If you have been to the grocery store at all in the past couple of years, you will surely have noticed the influx of non-dairy milks and the overall shift to plant-based alternatives. It seems like there are milk options for every type of nut and seed: almond, cashew, pea, coconut, macadamia, and of course oats. Oatly (NASDAQ:OTLY) is a Swedish-based maker of oat milks and other oat products, and recently debuted on the NASDAQ exchange via a traditional IPO on May 20. At the time of this writing, Oatly has a market cap of nearly $14 billion, which already values the company higher than its plant-based peer Beyond Meat (NASDAQ:BYND). With very few year over year comparisons as a publicly traded company, let’s see how Oatly measures out as a long-term investment. Learn more
The Bullish Case: Just look around and you will see that dairy alternatives are everywhere! An estimated 68% of the world’s population suffers from some sort of lactose intolerance or malabsorption, and as the globalization of consumer products continues to grow, expect Oatly’s products to extend its penetration into developing markets. These markets include the extremely lucrative coffee and tea drinking countries of Asia, and Oatly’s presence in China has already been well documented as Starbucks (NASDAQ:SBUX) already serves Oatly based beverages like the Oatly latte, Oatly Matcha Latte, and Berries Oatly Black Tea Macchiato. Oatly also has a deal to be the official oat milk product of Starbucks in America and all of its European locations as well.

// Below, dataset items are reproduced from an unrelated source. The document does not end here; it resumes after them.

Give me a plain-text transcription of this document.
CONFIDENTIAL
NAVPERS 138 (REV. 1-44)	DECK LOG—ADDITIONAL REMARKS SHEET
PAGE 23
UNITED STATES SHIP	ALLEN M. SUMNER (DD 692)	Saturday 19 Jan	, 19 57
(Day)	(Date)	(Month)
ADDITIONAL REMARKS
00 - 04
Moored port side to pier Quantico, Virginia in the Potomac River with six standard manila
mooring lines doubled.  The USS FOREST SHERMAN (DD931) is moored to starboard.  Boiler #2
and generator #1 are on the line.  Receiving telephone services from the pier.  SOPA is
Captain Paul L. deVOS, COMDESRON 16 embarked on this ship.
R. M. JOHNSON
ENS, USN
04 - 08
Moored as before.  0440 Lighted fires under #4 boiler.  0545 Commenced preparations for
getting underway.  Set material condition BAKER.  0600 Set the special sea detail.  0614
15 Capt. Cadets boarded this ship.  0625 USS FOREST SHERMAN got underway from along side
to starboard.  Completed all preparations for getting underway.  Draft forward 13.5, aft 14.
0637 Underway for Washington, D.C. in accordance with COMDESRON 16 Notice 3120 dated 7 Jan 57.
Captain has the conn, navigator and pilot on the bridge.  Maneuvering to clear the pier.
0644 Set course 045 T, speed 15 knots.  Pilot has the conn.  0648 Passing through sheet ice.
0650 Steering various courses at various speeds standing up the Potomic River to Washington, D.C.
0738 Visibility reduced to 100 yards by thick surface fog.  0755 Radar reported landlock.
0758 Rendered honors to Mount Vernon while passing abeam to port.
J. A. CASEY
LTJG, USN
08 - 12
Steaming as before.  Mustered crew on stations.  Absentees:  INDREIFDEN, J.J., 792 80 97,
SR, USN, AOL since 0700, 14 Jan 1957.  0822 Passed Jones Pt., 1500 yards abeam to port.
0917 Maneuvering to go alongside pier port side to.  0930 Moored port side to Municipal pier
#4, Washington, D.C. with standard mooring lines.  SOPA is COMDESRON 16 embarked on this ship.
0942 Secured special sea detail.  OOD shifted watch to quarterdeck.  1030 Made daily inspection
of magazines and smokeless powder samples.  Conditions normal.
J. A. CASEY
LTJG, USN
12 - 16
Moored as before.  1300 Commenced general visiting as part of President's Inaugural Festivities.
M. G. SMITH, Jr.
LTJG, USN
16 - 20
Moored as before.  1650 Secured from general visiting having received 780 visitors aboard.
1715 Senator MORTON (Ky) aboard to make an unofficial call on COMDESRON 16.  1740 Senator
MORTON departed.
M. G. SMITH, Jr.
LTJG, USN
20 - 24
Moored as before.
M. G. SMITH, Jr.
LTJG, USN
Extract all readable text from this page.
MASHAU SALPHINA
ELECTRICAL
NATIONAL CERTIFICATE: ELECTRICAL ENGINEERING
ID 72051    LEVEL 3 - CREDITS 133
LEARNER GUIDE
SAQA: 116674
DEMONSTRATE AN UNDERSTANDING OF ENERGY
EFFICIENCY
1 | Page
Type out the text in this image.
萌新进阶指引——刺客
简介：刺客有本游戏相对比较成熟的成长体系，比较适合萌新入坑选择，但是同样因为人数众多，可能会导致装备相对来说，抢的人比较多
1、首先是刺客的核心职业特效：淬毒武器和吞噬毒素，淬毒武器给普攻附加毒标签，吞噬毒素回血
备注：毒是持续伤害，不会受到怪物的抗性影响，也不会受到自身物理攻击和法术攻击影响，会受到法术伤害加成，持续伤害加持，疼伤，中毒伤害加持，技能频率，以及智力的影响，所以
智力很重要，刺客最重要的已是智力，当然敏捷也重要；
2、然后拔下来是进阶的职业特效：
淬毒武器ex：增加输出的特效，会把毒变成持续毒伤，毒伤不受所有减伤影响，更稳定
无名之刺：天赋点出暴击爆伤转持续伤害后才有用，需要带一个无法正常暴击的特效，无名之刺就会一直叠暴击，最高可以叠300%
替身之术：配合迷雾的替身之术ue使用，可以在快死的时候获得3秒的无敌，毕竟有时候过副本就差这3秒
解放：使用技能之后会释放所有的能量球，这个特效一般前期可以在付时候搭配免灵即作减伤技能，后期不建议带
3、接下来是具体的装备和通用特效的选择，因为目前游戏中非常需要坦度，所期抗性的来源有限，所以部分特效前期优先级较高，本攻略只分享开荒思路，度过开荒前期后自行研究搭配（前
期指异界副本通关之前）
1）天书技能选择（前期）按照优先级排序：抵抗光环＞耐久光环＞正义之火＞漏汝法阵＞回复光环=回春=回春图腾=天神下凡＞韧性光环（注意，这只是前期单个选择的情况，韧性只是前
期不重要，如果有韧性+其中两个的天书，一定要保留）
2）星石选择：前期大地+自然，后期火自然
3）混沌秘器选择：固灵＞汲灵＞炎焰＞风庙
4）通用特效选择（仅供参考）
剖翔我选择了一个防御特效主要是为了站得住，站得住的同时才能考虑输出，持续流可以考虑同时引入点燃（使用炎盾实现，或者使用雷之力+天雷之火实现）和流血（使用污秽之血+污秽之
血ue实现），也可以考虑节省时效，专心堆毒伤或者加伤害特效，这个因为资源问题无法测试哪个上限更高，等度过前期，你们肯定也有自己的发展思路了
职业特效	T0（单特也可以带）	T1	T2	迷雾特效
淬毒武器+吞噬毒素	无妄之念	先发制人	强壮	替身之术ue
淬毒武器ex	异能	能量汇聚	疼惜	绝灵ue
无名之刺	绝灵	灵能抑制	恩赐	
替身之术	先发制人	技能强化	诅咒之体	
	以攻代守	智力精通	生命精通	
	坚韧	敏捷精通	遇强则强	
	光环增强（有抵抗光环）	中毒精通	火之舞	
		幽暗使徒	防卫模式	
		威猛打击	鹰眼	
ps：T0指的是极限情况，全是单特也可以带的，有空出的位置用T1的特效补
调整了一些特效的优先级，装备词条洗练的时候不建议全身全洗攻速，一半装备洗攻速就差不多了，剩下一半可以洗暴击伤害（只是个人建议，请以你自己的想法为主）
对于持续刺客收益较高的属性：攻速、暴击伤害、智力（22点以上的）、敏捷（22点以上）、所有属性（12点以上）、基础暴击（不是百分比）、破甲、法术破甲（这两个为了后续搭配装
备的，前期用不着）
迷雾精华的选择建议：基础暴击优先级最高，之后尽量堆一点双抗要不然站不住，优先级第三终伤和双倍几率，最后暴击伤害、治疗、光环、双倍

Oat milk and oat products also have the lowest carbon footprint created by any alternative dairy products, using an estimated 60% less energy and 80% less land. With major investors such as Jay-Z, Natalie Portman, Oprah Winfrey, as well as a 10% stake for the massive Blackstone Group, which is led by ex-Starbucks CEO Howard Schulz.
The Bearish Case: The dairy alternative market is oversaturated with products, and there is nothing to say that oat milk, let alone Oatly, will reign supreme. Plant-based milks account for about 10% of the total global milk sales, but one has to question whether it can ever overcome traditional dairy milk. The stock valuation is also high for a company that is far from profitable. High growth businesses often reinvest much of its capital back into its operations and that is exactly what Oatly is planning to do. But with its $14 billion market cap, the stock is currently trading at over 30 times sales, and while sales are rapidly growing, it is certainly a rich valuation that seems to be soaring off of post-IPO hype.
Final Verdict on Oatly: The growth opportunity is certainly there, and with an ever expanding product line, Oatly is positioning itself to be the dominant first mover in the oat product industry. The real question surrounds how widely oat milk can be adopted. The partnership with Starbucks is certainly one of the strongest a company can have in the food services industry, and locking down the markets of China and the U.S. will do wonders for Oatly moving forward. The stock might be a little frothy right now due to the hype surrounding its IPO, but with solid strategic partnerships and a strong brand name presence, Oatly may be an incredible investment for long-term holders of the stock.